Setelah operasi berhasil, Padmosantjojo bersikeras untuk merawat Ana-Ani di Jakarta. Sebab, dokter yang hobi melukis dan menyanyi itu khawatir Tulardji tidak sanggup memenuhi kebutuhan Ana-Ani. Padahal, pada usia balita, bayi sangat rentan terhadap penyakit.
Dengan pertimbangan tersebut, Ana-Ani tetap dirawat secara intensif oleh Padmosantjojo. Bahkan, Tulardji dan Hartini serta ibu Tulardji ikut tinggal di Jakarta. Padmo menanggung seluruh biaya hidup mereka. Ana-Ani diangkat menjadi anak.

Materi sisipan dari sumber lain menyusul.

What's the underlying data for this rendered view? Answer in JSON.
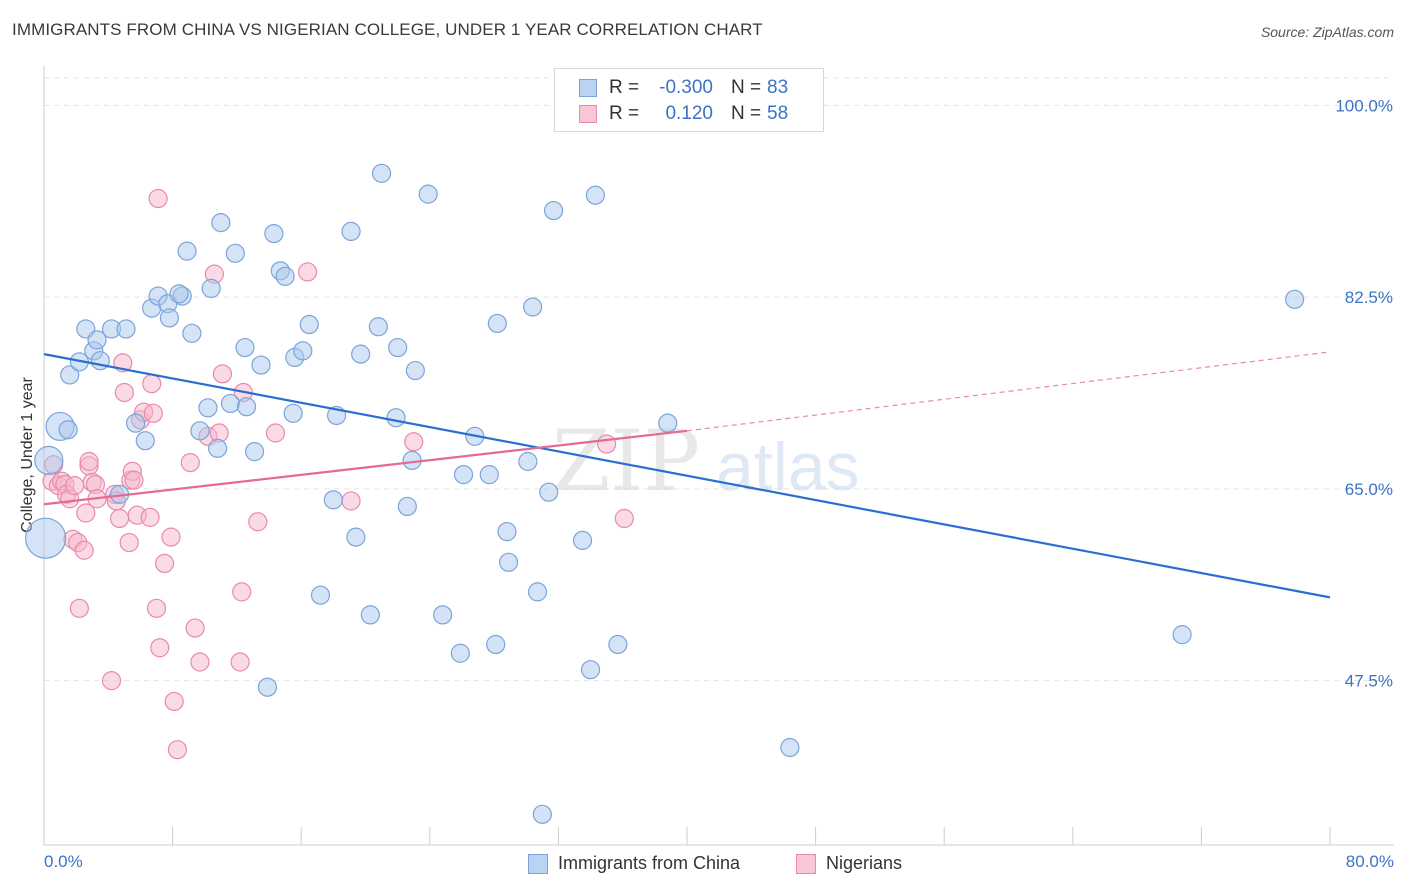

Pada 1994, Padmo membolehkan Ana-Ani dan keluarganya pulang ke Tanjung Pinang. Tapi itu bukan berarti dia berhenti mengurus Ana-Ani. Dokter kelahiran Kediri, 26 Februari 1937 ini tetap membiayai kebutuhan Ana-Ani di Tanjung Pinang. Dia juga memberikan modal usaha untuk Tulardji.
Yuliana-Yuliani selalu mengirim rapor atau nilai Indeks Prestasi mereka ke Padmosantjojo setiap kenaikan kelas maupun pergantian semester ketika mereka masih di bangku sekolah dan kuliah. Sedangkan Padmosantjojo membalasnya dengan membelikan berbagai keperluan Yuliana-Yuliani seperti sepatu, tas, dan lain-lain.
Tidak hanya itu, Yuliana-Yuliani juga melaporkan hal-hal kecil tentang perkembangan mereka. Misalnya, sepatu mereka yang sudah tidak cukup atau celana jins mereka yang kekecilan. Saking akrabnya, mereka pun menyapa Padmosantjojo: Pakde.